First we need to look at .weekday . We know ‘.weekday’ needs a date object, and we see that if chained to a string will evaluate it as if it were enclosed in date(). Thus

June.weekdaydate("june").weekday0 i.e. error as valid returns are 1–7

today.weekdaydate("today").weekday → 4 (Thursday, which is correct at time of writing this)

yesterday.weekdaydate("yesterday").weekday → 3 (Wednesday, which is correct at time of writing this)

However, I would argue this short form is not totally safe for if I use 22.weekday → 1. ! is a valid (Monday) figure but wrong, as we don’t know what ‘22’ means but if it were the day of the current month (December) the correct day of the week for 22 Dec 2020 is 2. Also, date("22").weekday gives a different answer of 3 (also wrong if assuming 22 Dec).

But, I’d accept my last tests are rather pushing the bounds of sense.

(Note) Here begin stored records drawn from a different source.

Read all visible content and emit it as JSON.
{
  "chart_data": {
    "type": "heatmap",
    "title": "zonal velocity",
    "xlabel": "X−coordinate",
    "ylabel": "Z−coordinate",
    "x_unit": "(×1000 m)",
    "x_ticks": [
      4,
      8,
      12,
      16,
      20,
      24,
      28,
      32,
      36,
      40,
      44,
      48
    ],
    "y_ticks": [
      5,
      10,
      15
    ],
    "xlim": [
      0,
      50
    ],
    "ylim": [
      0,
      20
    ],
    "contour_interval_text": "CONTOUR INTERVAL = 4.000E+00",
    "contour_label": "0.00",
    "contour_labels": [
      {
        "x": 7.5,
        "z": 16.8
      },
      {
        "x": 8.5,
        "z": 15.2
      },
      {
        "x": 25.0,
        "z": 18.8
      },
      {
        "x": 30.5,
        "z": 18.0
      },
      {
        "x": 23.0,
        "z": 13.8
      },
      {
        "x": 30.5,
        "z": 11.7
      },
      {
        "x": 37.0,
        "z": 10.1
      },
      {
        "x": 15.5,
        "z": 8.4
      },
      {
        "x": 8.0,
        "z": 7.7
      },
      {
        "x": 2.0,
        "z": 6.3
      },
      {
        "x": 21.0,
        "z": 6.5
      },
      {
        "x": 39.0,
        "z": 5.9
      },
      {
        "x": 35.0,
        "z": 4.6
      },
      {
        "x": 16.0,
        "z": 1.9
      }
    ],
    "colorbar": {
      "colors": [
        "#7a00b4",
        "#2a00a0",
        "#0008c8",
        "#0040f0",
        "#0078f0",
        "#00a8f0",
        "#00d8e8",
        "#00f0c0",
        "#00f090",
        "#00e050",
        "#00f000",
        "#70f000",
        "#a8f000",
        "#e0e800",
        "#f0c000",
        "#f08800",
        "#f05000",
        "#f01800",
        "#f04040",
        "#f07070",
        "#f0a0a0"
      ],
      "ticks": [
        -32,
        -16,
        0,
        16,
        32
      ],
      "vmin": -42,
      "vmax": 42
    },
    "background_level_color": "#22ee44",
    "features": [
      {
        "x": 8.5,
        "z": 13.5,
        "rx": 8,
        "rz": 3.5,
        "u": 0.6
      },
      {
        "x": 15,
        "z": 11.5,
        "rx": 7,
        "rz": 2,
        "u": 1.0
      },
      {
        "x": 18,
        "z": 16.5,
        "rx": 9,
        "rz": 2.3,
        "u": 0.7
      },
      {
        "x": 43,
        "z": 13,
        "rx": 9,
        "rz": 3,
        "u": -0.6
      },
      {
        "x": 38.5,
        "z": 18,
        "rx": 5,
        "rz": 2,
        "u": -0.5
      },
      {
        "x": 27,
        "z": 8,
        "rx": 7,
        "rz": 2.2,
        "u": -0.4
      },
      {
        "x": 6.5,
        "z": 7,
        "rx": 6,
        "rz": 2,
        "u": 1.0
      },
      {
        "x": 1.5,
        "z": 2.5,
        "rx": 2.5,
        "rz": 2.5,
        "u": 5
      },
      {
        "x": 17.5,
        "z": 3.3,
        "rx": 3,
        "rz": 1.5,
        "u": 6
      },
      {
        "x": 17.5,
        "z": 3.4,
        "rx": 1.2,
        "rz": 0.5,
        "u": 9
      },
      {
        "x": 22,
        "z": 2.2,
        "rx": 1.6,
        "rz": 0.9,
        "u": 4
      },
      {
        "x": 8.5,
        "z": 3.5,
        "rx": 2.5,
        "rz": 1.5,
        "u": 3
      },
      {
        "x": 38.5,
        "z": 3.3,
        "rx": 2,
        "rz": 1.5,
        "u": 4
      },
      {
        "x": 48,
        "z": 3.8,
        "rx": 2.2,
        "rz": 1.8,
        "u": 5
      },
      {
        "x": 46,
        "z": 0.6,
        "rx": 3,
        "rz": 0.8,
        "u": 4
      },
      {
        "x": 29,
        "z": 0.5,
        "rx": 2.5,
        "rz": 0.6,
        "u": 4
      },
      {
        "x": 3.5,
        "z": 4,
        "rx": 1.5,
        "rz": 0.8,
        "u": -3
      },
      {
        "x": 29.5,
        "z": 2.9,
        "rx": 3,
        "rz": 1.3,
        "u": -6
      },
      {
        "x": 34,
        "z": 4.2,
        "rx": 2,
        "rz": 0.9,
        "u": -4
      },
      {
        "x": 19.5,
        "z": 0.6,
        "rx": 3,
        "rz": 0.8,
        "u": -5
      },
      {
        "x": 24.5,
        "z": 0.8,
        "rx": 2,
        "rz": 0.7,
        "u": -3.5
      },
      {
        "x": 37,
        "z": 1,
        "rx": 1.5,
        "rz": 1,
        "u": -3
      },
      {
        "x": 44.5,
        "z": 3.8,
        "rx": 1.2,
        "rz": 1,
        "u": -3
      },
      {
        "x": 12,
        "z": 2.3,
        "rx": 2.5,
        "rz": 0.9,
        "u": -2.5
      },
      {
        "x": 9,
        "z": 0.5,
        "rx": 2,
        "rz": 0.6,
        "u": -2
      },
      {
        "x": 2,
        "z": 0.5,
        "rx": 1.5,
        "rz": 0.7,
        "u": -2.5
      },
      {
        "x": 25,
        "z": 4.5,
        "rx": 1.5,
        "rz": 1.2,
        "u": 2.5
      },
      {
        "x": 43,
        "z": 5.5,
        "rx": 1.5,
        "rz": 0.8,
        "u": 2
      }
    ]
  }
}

Yet, if a user gets carried away and makes a mis-presumption using `.weekday’ on a bare date designator is not totally safe, yet should work in most circumstances. We can write

$MyString  = "today - " + today.weekday + " days"

and get “today - 3 days”. We have also seen we can use the same right side expression in date(). However, now I’ve unpeeled the years of the onion, I think I have a clearer method if inserting the variable day number:

var dateStr("today - "+today.weekday+" days");
$StartDate = date(dateStr);

The first line places the input string for date() into an action variable (see var) which I’ve called datStr. In the second line we use it as the single string for setting a date for $StartDate. If you are still getting lost, a more explicit form of the the above is

var dateStr;
dateStr = "today - "+date("today").weekday+" days";
$StartDate = date(dateStr);

As the variable is destroyed after the code runs, there is no trash to clear up.

Separately, thanks re the documentation, I’ll think on that while I figure a shorter way of describing the above.